Art.10. De delegatie aan het afdelingshoofd, verleend bij de artikelen 7, 8 en 9, geldt onverminderd de bevoegdheden en opdrachten van de andere actoren in de ontvangsten- en uitgavencyclus en het systeem van interne controle.
HOOFDSTUK III. - Delegatie inzake personeelsmanagement
Art.11. Inzake personeelsmanagement hebben de afdelingshoofden delegatie om ten aanzien van de personeelsleden van hun afdeling de beslissingen te nemen in verband met :
1° met uitzondering van de personeelsleden van niveau A, het bepalen van de inhoud van het programma en de evaluatiecriteria van de proeftijd, rekening houdend met de afspraken ter zake in het managementcomité Onderwijs en Vorming;
2° het toestaan van jaarlijks verlof, omstandigheidsverlof, vormingsverlof en dienstvrijstelling.
HOOFDSTUK IV. - Delegatie inzake overheidsopdrachten
Art.12. § 1. De afdelingshoofden hebben delegatie om overheidsopdrachten te gunnen tot een bedrag dat de bedragen van de onderstaande tabel niet overschrijdt :
| Openbare aanbesteding of algemene offerteaanvraag | Beperkte aanbesteding of beperkte offerteaanvraag | Onderhandelingsprocedure |
Werken Leveringen Diensten | 250.000 EUR 250.000 EUR 250.000 EUR | 125.000 EUR 125.000 EUR 125.000 EUR | 31.250 EUR 31.250 EUR 31.250 EUR |
§ 2. De afdelingshoofden hebben delegatie om de beslissingen te nemen inzake de uitvoering van overheidsopdrachten. Voor beslissingen met een financiële weerslag geldt de delegatie enkel binnen het voorwerp van de opdracht en tot een gezamenlijke maximale financiële weerslag van 15 % boven het initiële gunningsbedrag.

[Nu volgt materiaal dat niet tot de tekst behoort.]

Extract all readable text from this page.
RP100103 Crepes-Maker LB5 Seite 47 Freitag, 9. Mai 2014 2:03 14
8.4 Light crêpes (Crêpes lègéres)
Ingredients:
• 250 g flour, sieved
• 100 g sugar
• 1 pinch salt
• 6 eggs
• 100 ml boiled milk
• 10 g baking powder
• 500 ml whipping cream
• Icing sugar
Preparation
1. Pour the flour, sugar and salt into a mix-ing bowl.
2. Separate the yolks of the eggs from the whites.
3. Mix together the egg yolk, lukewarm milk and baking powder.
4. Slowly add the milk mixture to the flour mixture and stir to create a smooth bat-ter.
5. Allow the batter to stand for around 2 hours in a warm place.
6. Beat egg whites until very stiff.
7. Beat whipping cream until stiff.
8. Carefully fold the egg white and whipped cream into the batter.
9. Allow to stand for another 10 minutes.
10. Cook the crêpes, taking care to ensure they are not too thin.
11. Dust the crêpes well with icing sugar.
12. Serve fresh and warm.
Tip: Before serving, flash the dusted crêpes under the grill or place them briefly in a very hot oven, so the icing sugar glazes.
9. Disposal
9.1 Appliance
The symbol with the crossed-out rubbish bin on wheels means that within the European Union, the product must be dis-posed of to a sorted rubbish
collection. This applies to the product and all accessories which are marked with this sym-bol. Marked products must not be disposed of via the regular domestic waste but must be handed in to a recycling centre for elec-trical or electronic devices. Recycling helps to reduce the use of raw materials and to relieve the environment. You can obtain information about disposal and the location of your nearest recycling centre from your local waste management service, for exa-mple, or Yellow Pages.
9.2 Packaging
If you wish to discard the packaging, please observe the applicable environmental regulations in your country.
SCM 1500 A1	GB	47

Art.13. De in deze afdeling vermelde bedragen zijn exclusief de belasting op de toegevoegde waarde.
HOOFDSTUK V. - Delegatie inzake briefwisseling
Art.14. § 1. De afdelingshoofden hebben delegatie voor de ondertekening van de briefwisseling van hun afdeling met de minister, met andere diensten van de Vlaamse overheid, en met derden.

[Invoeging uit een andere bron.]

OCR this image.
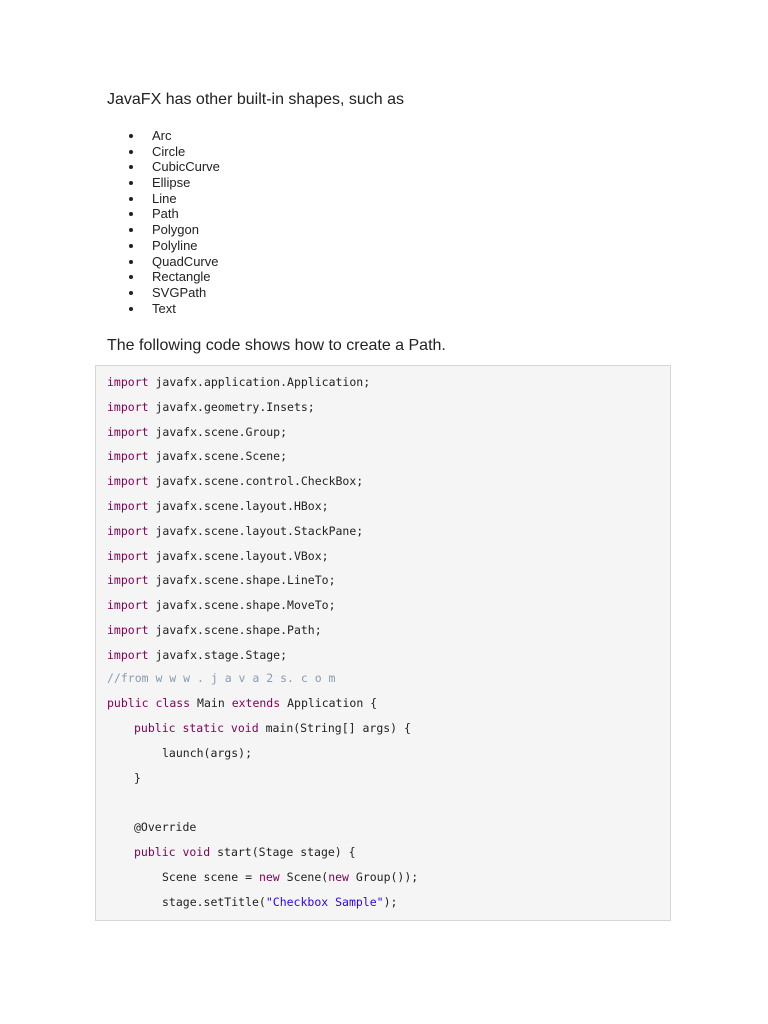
JavaFX has other built-in shapes, such as

Arc
Circle
CubicCurve
Ellipse
Line
Path
Polygon
Polyline
QuadCurve
Rectangle
SVGPath
Text

The following code shows how to create a Path.

import javafx.application.Application;
import javafx.geometry.Insets;
import javafx.scene.Group;
import javafx.scene.Scene;
import javafx.scene.control.CheckBox;
import javafx.scene.layout.HBox;
import javafx.scene.layout.StackPane;
import javafx.scene.layout.VBox;
import javafx.scene.shape.LineTo;
import javafx.scene.shape.MoveTo;
import javafx.scene.shape.Path;
import javafx.stage.Stage;
//from w w w . j a v a 2 s. c o m
public class Main extends Application {
public static void main(String[] args) {
launch(args);
}
@Override
public void start(Stage stage) {
Scene scene = new Scene(new Group());
stage.setTitle("Checkbox Sample");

§ 2. Onverminderd het bepaalde in § 1, worden volgende categorieën van briefwisseling, alvorens aan de bestemmeling te worden verzonden, aan het visum van het hoofd van het agentschap voorgelegd :
- briefwisseling van beleidsmatige aard, tenzij deze een louter informatief karakter heeft;
- andere briefwisseling die het niveau van individuele dossiers overstijgt, tenzij deze een louter informatief karakter heeft;
- antwoorden op vragen om uitleg, interpellaties en schriftelijke vragen van Vlaamse volksvertegenwoordigers;
- antwoorden op brieven van het Rekenhof.
§ 3. Het hoofd van het agentschap kan, bij eenvoudige beslissing, instructies uitvaardigen die ertoe strekken :
- bijkomende categorieën van briefwisseling aan zijn voorafgaand visum te onderwerpen;
- briefwisseling betreffende bepaalde individuele dossiers aan zijn voorafgaand visum te onderwerpen;
- de bedoelde categorieën van briefwisseling nader te omschrijven.

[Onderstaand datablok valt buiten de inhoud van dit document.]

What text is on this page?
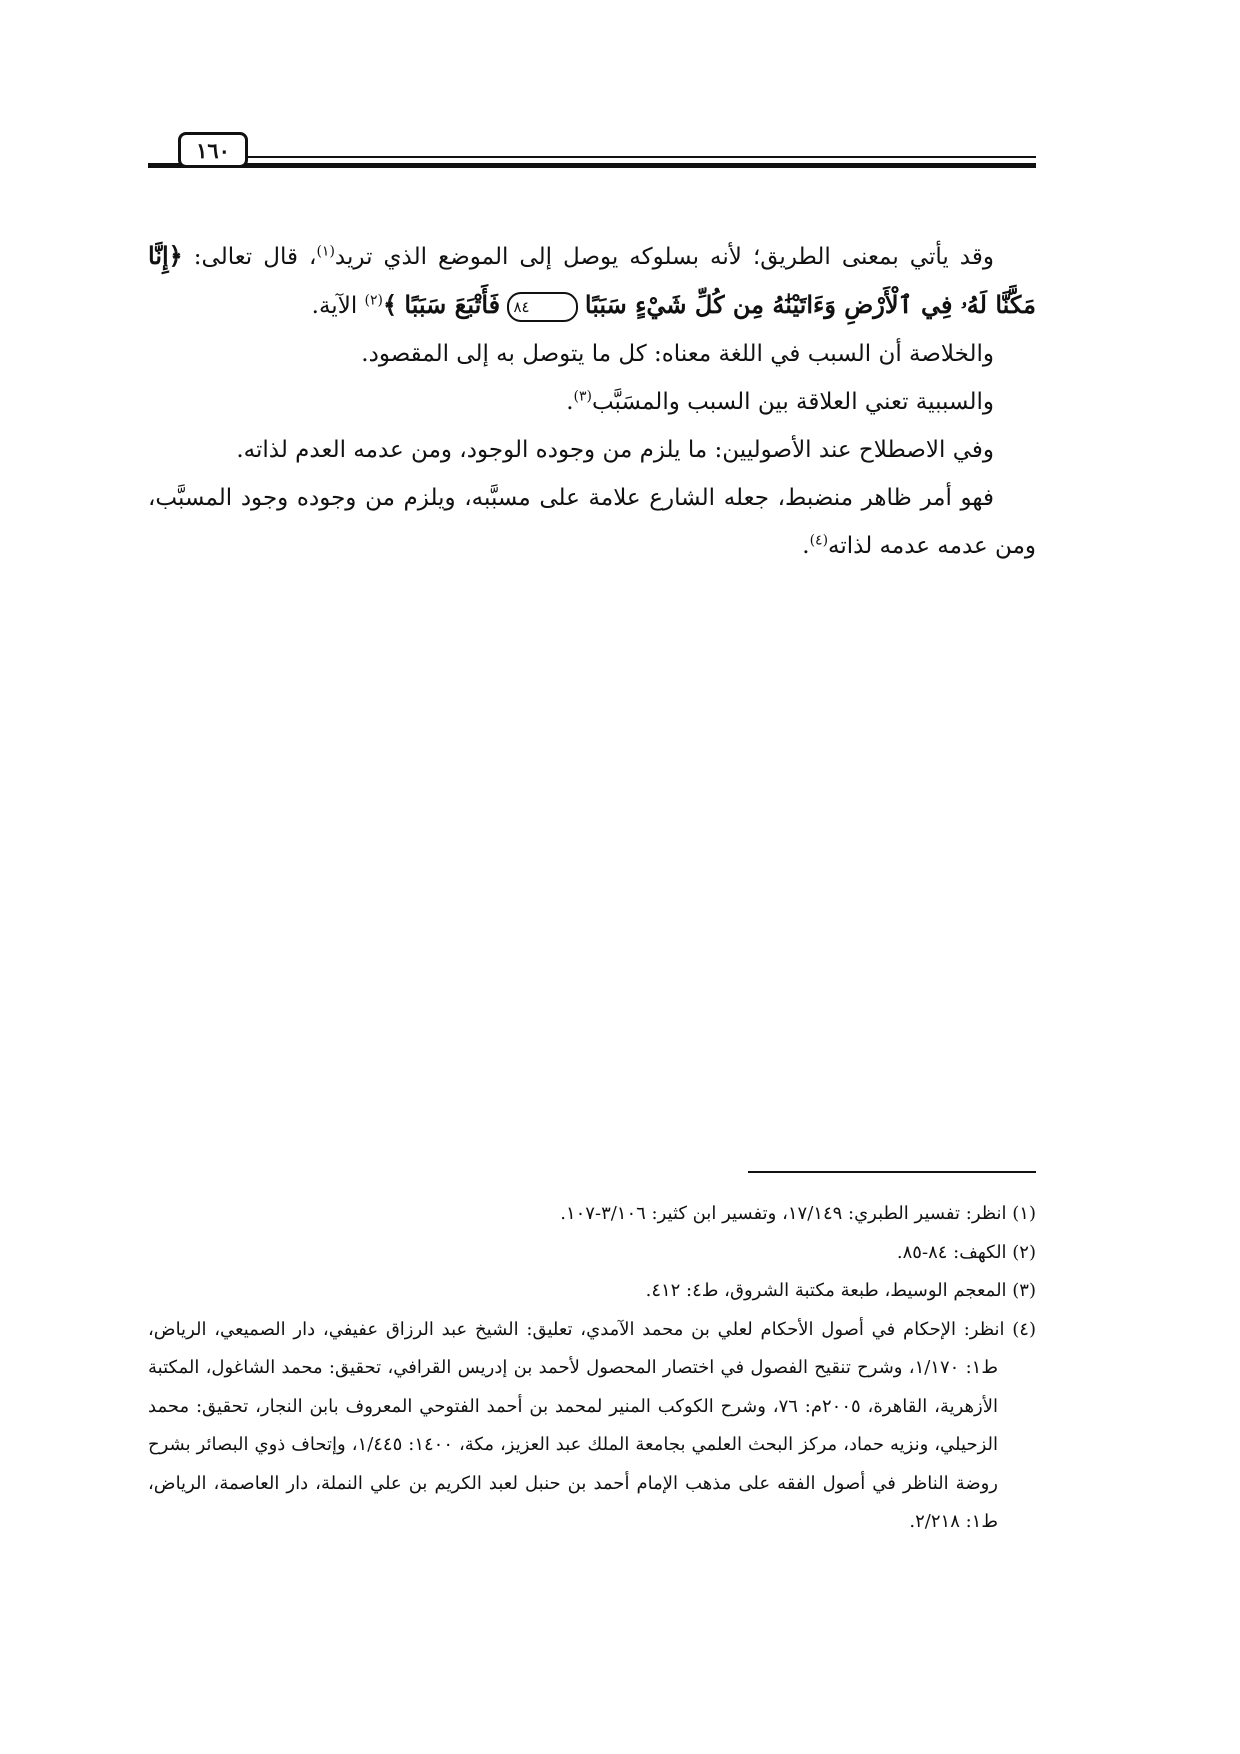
١٦٠

وقد يأتي بمعنى الطريق؛ لأنه بسلوكه يوصل إلى الموضع الذي تريد$^{(١)}$، قال تعالى: ﴿إِنَّا مَكَّنَّا لَهُۥ فِي ٱلْأَرْضِ وَءَاتَيْنَٰهُ مِن كُلِّ شَيْءٍ سَبَبًا ٨٤ فَأَتْبَعَ سَبَبًا ﴾$^{(٢)}$ الآية.

والخلاصة أن السبب في اللغة معناه: كل ما يتوصل به إلى المقصود.

والسببية تعني العلاقة بين السبب والمسَبَّب$^{(٣)}$.

وفي الاصطلاح عند الأصوليين: ما يلزم من وجوده الوجود، ومن عدمه العدم لذاته.

فهو أمر ظاهر منضبط، جعله الشارع علامة على مسبَّبه، ويلزم من وجوده وجود المسبَّب، ومن عدمه عدمه لذاته$^{(٤)}$.

(١) انظر: تفسير الطبري: ١٧/١٤٩، وتفسير ابن كثير: ٣/١٠٦-١٠٧.

(٢) الكهف: ٨٤-٨٥.

(٣) المعجم الوسيط، طبعة مكتبة الشروق، ط٤: ٤١٢.

(٤) انظر: الإحكام في أصول الأحكام لعلي بن محمد الآمدي، تعليق: الشيخ عبد الرزاق عفيفي، دار الصميعي، الرياض، ط١: ١/١٧٠، وشرح تنقيح الفصول في اختصار المحصول لأحمد بن إدريس القرافي، تحقيق: محمد الشاغول، المكتبة الأزهرية، القاهرة، ٢٠٠٥م: ٧٦، وشرح الكوكب المنير لمحمد بن أحمد الفتوحي المعروف بابن النجار، تحقيق: محمد الزحيلي، ونزيه حماد، مركز البحث العلمي بجامعة الملك عبد العزيز، مكة، ١٤٠٠: ١/٤٤٥، وإتحاف ذوي البصائر بشرح روضة الناظر في أصول الفقه على مذهب الإمام أحمد بن حنبل لعبد الكريم بن علي النملة، دار العاصمة، الرياض، ط١: ٢/٢١٨.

Art.15. Alle personeelsleden zijn gemachtigd om de gewone en aangetekende zendingen, bestemd voor het agentschap, in ontvangst te nemen, met uitzondering van de dagvaardingen aan de Vlaamse Gemeenschap.
Art.16. De afdelingshoofden en de ambtenaren met ten minste rang B1 en C1 van het agentschap zijn gemachtigd om uittreksels en afschriften die betrekking hebben op hun afdeling eensluidend te verklaren en af te leveren.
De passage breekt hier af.